Presidente do Grupo Banco Mundial sinaliza risco de ‘década perdida’ em África

PorNuno Andrade Ferreira,29 mai 2021 7:38

David Malpass recorda impacto “historicamente grande” da pandemia nos mais vulneráveis

O Grupo Banco Mundial (GBM) está a trabalhar “ar­duamente” para evitar o risco de uma ´década perdida’ no continente africano. Garantia deixada pelo presidente da instituição, David Malpass, no final da semana passada, durante um encontro com jor­nalistas da África Ocidental e Central.

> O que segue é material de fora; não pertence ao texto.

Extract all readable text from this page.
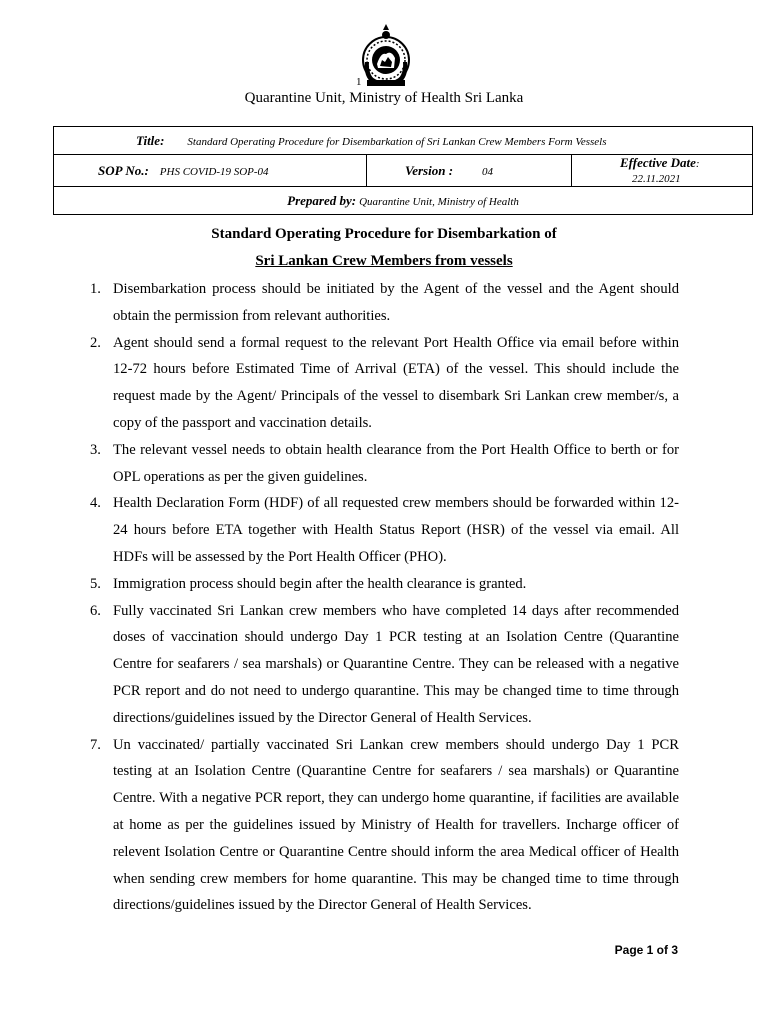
1
Quarantine Unit, Ministry of Health Sri Lanka
Title: Standard Operating Procedure for Disembarkation of Sri Lankan Crew Members Form Vessels
SOP No.: PHS COVID-19 SOP-04	Version :	04	Effective Date: 22.11.2021
Prepared by: Quarantine Unit, Ministry of Health
Standard Operating Procedure for Disembarkation of
Sri Lankan Crew Members from vessels
1. Disembarkation process should be initiated by the Agent of the vessel and the Agent should obtain the permission from relevant authorities.
2. Agent should send a formal request to the relevant Port Health Office via email before within 12-72 hours before Estimated Time of Arrival (ETA) of the vessel. This should include the request made by the Agent/ Principals of the vessel to disembark Sri Lankan crew member/s, a copy of the passport and vaccination details.
3. The relevant vessel needs to obtain health clearance from the Port Health Office to berth or for OPL operations as per the given guidelines.
4. Health Declaration Form (HDF) of all requested crew members should be forwarded within 12-24 hours before ETA together with Health Status Report (HSR) of the vessel via email. All HDFs will be assessed by the Port Health Officer (PHO).
5. Immigration process should begin after the health clearance is granted.
6. Fully vaccinated Sri Lankan crew members who have completed 14 days after recommended doses of vaccination should undergo Day 1 PCR testing at an Isolation Centre (Quarantine Centre for seafarers / sea marshals) or Quarantine Centre. They can be released with a negative PCR report and do not need to undergo quarantine. This may be changed time to time through directions/guidelines issued by the Director General of Health Services.
7. Un vaccinated/ partially vaccinated Sri Lankan crew members should undergo Day 1 PCR testing at an Isolation Centre (Quarantine Centre for seafarers / sea marshals) or Quarantine Centre. With a negative PCR report, they can undergo home quarantine, if facilities are available at home as per the guidelines issued by Ministry of Health for travellers. Incharge officer of relevent Isolation Centre or Quarantine Centre should inform the area Medical officer of Health when sending crew members for home quarantine. This may be changed time to time through directions/guidelines issued by the Director General of Health Services.
Page 1 of 3
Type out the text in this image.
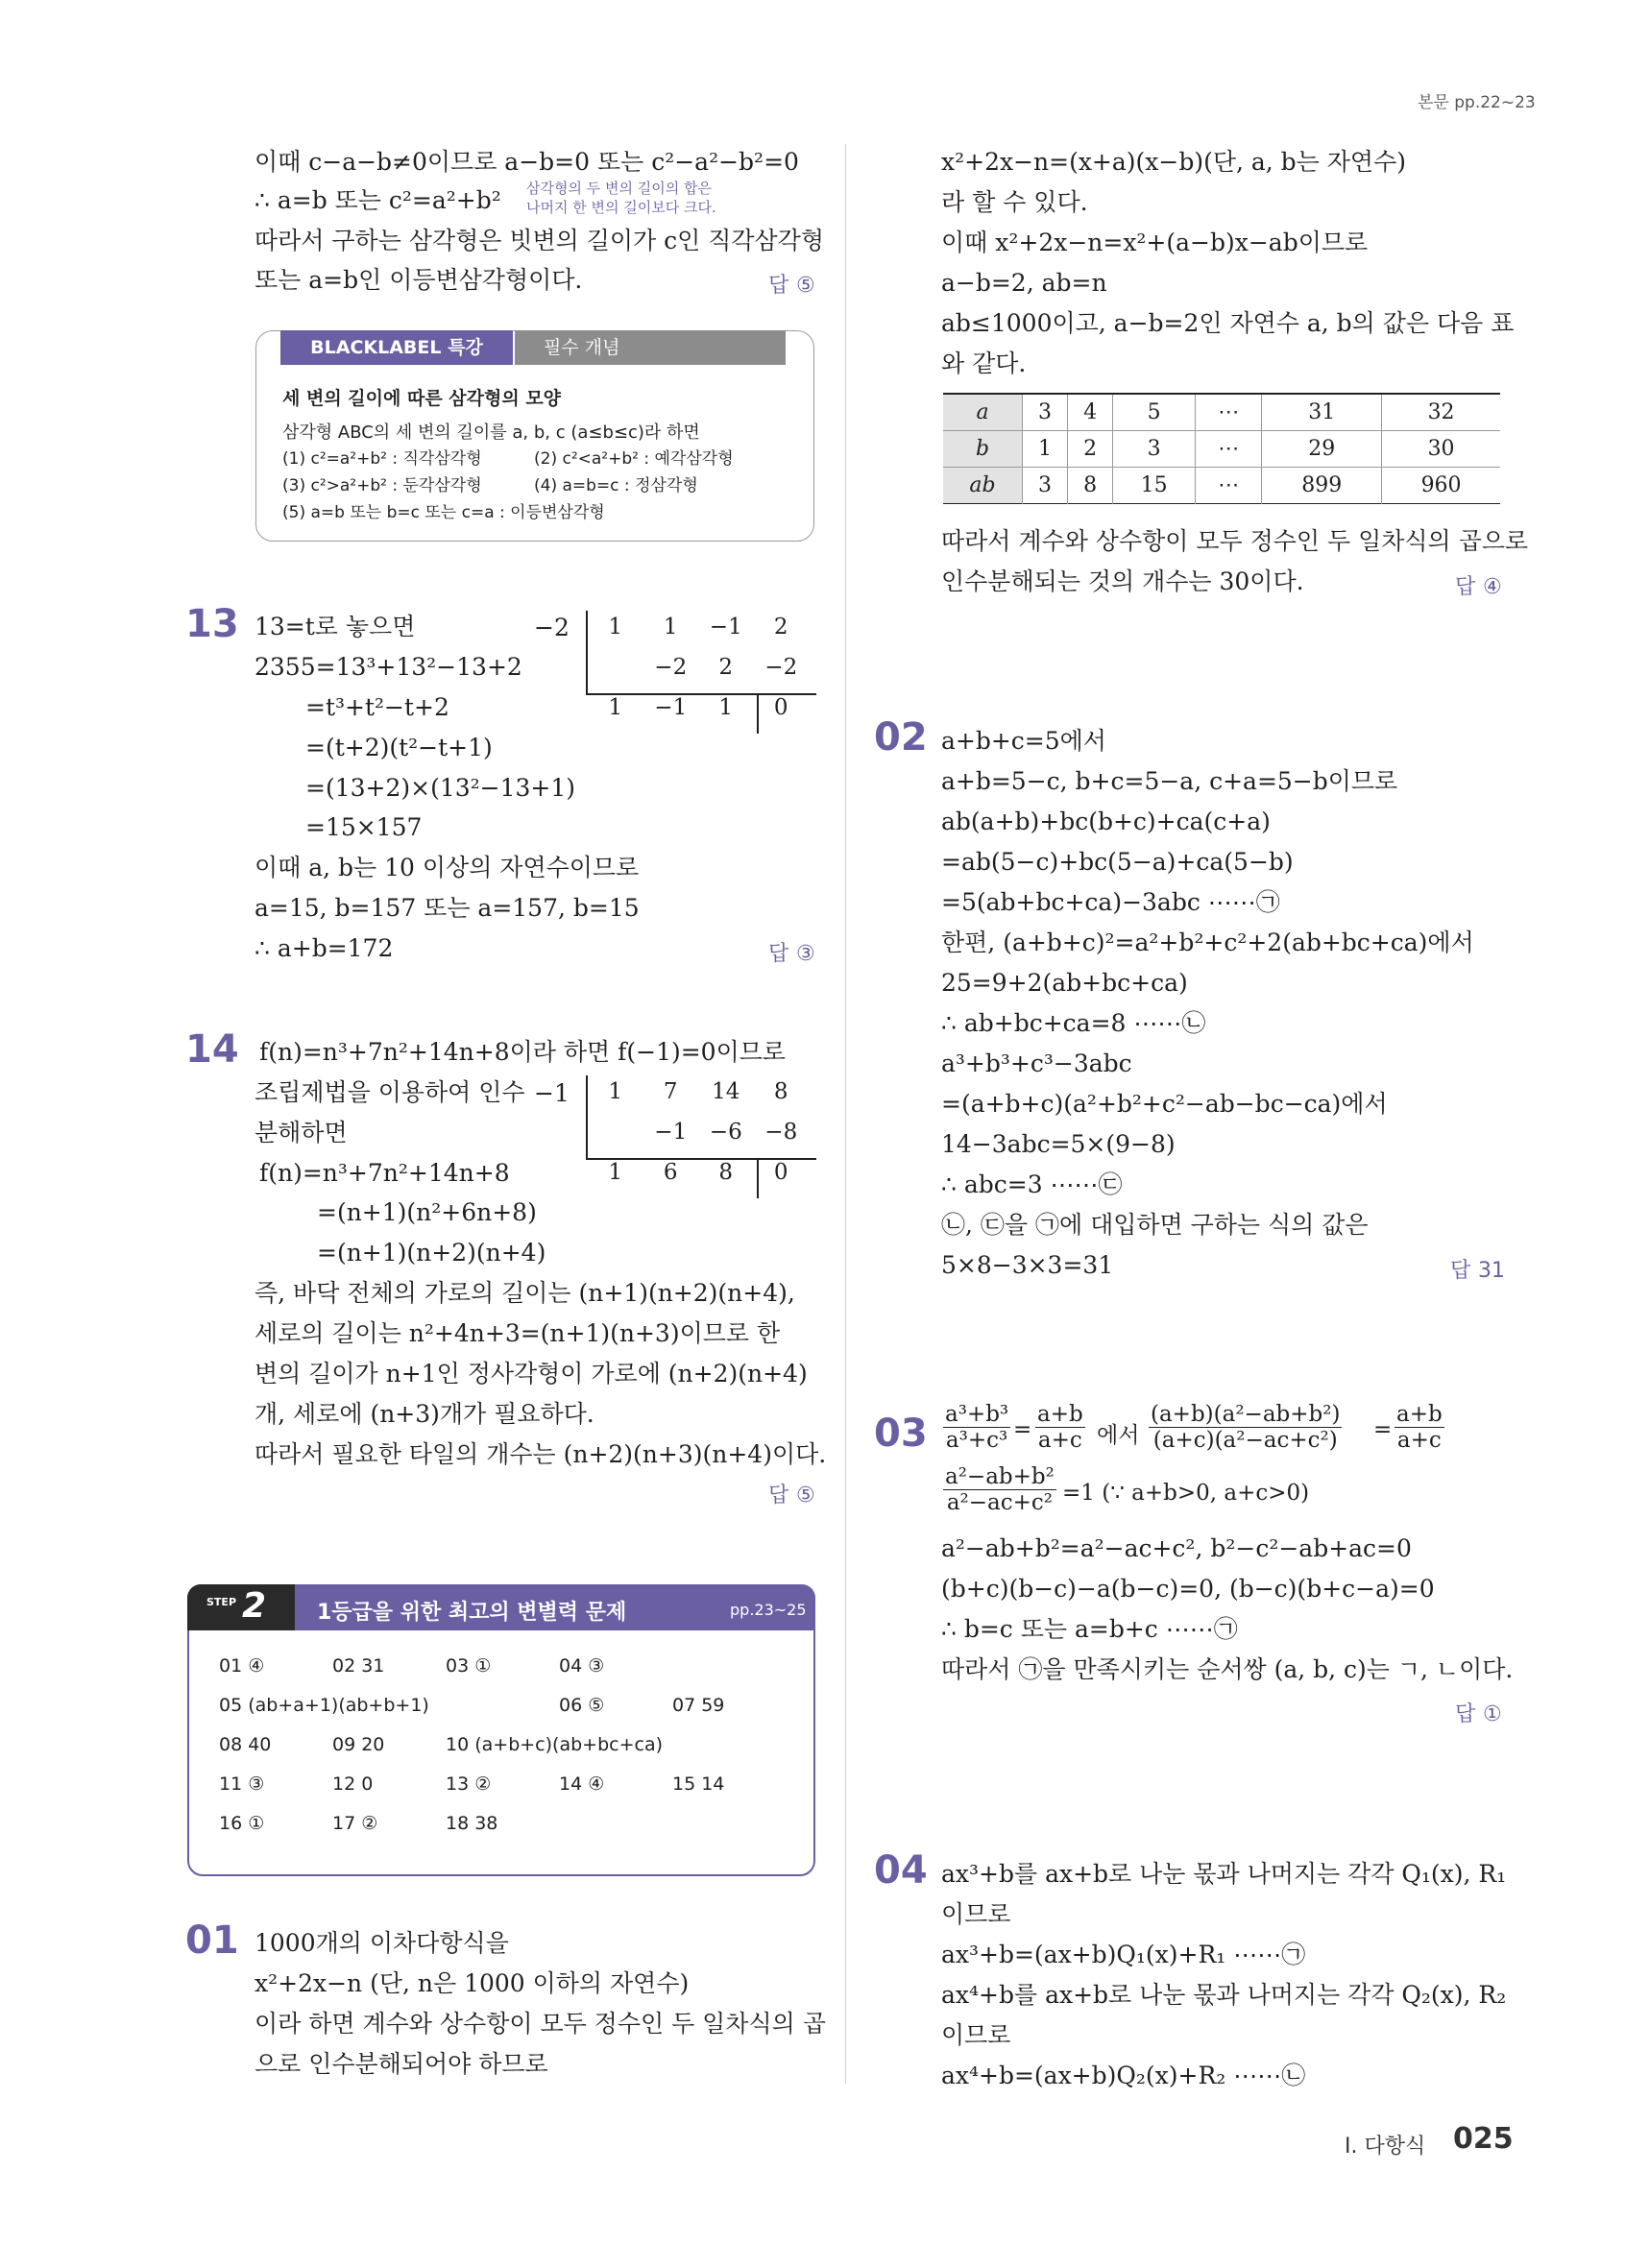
본문 pp.22~23
Ⅰ. 다항식 025
이때 c−a−b≠0이므로 a−b=0 또는 c²−a²−b²=0
∴ a=b 또는 c²=a²+b² 삼각형의 두 변의 길이의 합은
나머지 한 변의 길이보다 크다.
따라서 구하는 삼각형은 빗변의 길이가 c인 직각삼각형
또는 a=b인 이등변삼각형이다.	답 ⑤
BLACKLABEL 특강	필수 개념
세 변의 길이에 따른 삼각형의 모양
삼각형 ABC의 세 변의 길이를 a, b, c (a≤b≤c)라 하면
(1) c²=a²+b² : 직각삼각형	(2) c²<a²+b² : 예각삼각형
(3) c²>a²+b² : 둔각삼각형	(4) a=b=c : 정삼각형
(5) a=b 또는 b=c 또는 c=a : 이등변삼각형
13 13=t로 놓으면
2355=13³+13²−13+2
=t³+t²−t+2
=(t+2)(t²−t+1)
=(13+2)×(13²−13+1)
=15×157
이때 a, b는 10 이상의 자연수이므로
a=15, b=157 또는 a=157, b=15
∴ a+b=172	답 ③
−2 1	1	−1	2
	−2	2	−2
1	−1	1	0
14 f(n)=n³+7n²+14n+8이라 하면 f(−1)=0이므로
조립제법을 이용하여 인수
분해하면
f(n)=n³+7n²+14n+8
=(n+1)(n²+6n+8)
=(n+1)(n+2)(n+4)
즉, 바닥 전체의 가로의 길이는 (n+1)(n+2)(n+4),
세로의 길이는 n²+4n+3=(n+1)(n+3)이므로 한
변의 길이가 n+1인 정사각형이 가로에 (n+2)(n+4)
개, 세로에 (n+3)개가 필요하다.
따라서 필요한 타일의 개수는 (n+2)(n+3)(n+4)이다.
답 ⑤
−1 1	7	14	8
	−1	−6	−8
1	6	8	0
STEP 2 1등급을 위한 최고의 변별력 문제	pp.23~25
01 ④	02 31	03 ①	04 ③
05 (ab+a+1)(ab+b+1)	06 ⑤	07 59
08 40	09 20	10 (a+b+c)(ab+bc+ca)
11 ③	12 0	13 ②	14 ④	15 14
16 ①	17 ②	18 38
01 1000개의 이차다항식을
x²+2x−n (단, n은 1000 이하의 자연수)
이라 하면 계수와 상수항이 모두 정수인 두 일차식의 곱
으로 인수분해되어야 하므로
x²+2x−n=(x+a)(x−b)(단, a, b는 자연수)
라 할 수 있다.
이때 x²+2x−n=x²+(a−b)x−ab이므로
a−b=2, ab=n
ab≤1000이고, a−b=2인 자연수 a, b의 값은 다음 표
와 같다.
a	3	4	5	⋯	31	32
b	1	2	3	⋯	29	30
ab	3	8	15	⋯	899	960
따라서 계수와 상수항이 모두 정수인 두 일차식의 곱으로
인수분해되는 것의 개수는 30이다.	답 ④
02 a+b+c=5에서
a+b=5−c, b+c=5−a, c+a=5−b이므로
ab(a+b)+bc(b+c)+ca(c+a)
=ab(5−c)+bc(5−a)+ca(5−b)
=5(ab+bc+ca)−3abc ⋯⋯㉠
한편, (a+b+c)²=a²+b²+c²+2(ab+bc+ca)에서
25=9+2(ab+bc+ca)
∴ ab+bc+ca=8 ⋯⋯㉡
a³+b³+c³−3abc
=(a+b+c)(a²+b²+c²−ab−bc−ca)에서
14−3abc=5×(9−8)
∴ abc=3 ⋯⋯㉢
㉡, ㉢을 ㉠에 대입하면 구하는 식의 값은
5×8−3×3=31	답 31
$03 \frac{\text{a³+b³}}{\text{a³+c³}} = \frac{a+b}{a+c}$ 에서 $\frac{\text{(a+b)(a²−ab+b²)}}{\text{(a+c)(a²−ac+c²)}} = \frac{a+b}{a+c}$
$\frac{\text{a²−ab+b²}}{\text{a²−ac+c²}} =1$ (∵ a+b>0, a+c>0)
a²−ab+b²=a²−ac+c², b²−c²−ab+ac=0
(b+c)(b−c)−a(b−c)=0, (b−c)(b+c−a)=0
∴ b=c 또는 a=b+c ⋯⋯㉠
따라서 ㉠을 만족시키는 순서쌍 (a, b, c)는 ㄱ, ㄴ이다.
답 ①
04 ax³+b를 ax+b로 나눈 몫과 나머지는 각각 Q₁(x), R₁
이므로
ax³+b=(ax+b)Q₁(x)+R₁ ⋯⋯㉠
ax⁴+b를 ax+b로 나눈 몫과 나머지는 각각 Q₂(x), R₂
이므로
ax⁴+b=(ax+b)Q₂(x)+R₂ ⋯⋯㉡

Vacinas, dívida e economia são áreas de acção prioritárias.

A consciência de que a co­vid-19 pode originar, para a generalidade dos países afri­canos, atrasos e retrocessos mais do que circunstâncias começou a consolidar-se nos últimos meses, perante o ar­rastar da crise sanitária, com todos os seus danos transver­sais a outras áreas e face às disparidades na distribuição das vacinas.

Já este mês, a UNICEF explicou que os impactos da pandemia serão assumidos pelas crianças africanas, com o seu futuro.

Em Paris, na semana passada, durante a cimeira França-África, a directora-exe­cutiva do Fundo Monetário Internacional (FMI), Kristalina Georgieva, reforçou a necessi­dade de uma “mobilização glo­bal para ajudar África”.

Questionado pelo Expresso das Ilhas, David Malpass é claro.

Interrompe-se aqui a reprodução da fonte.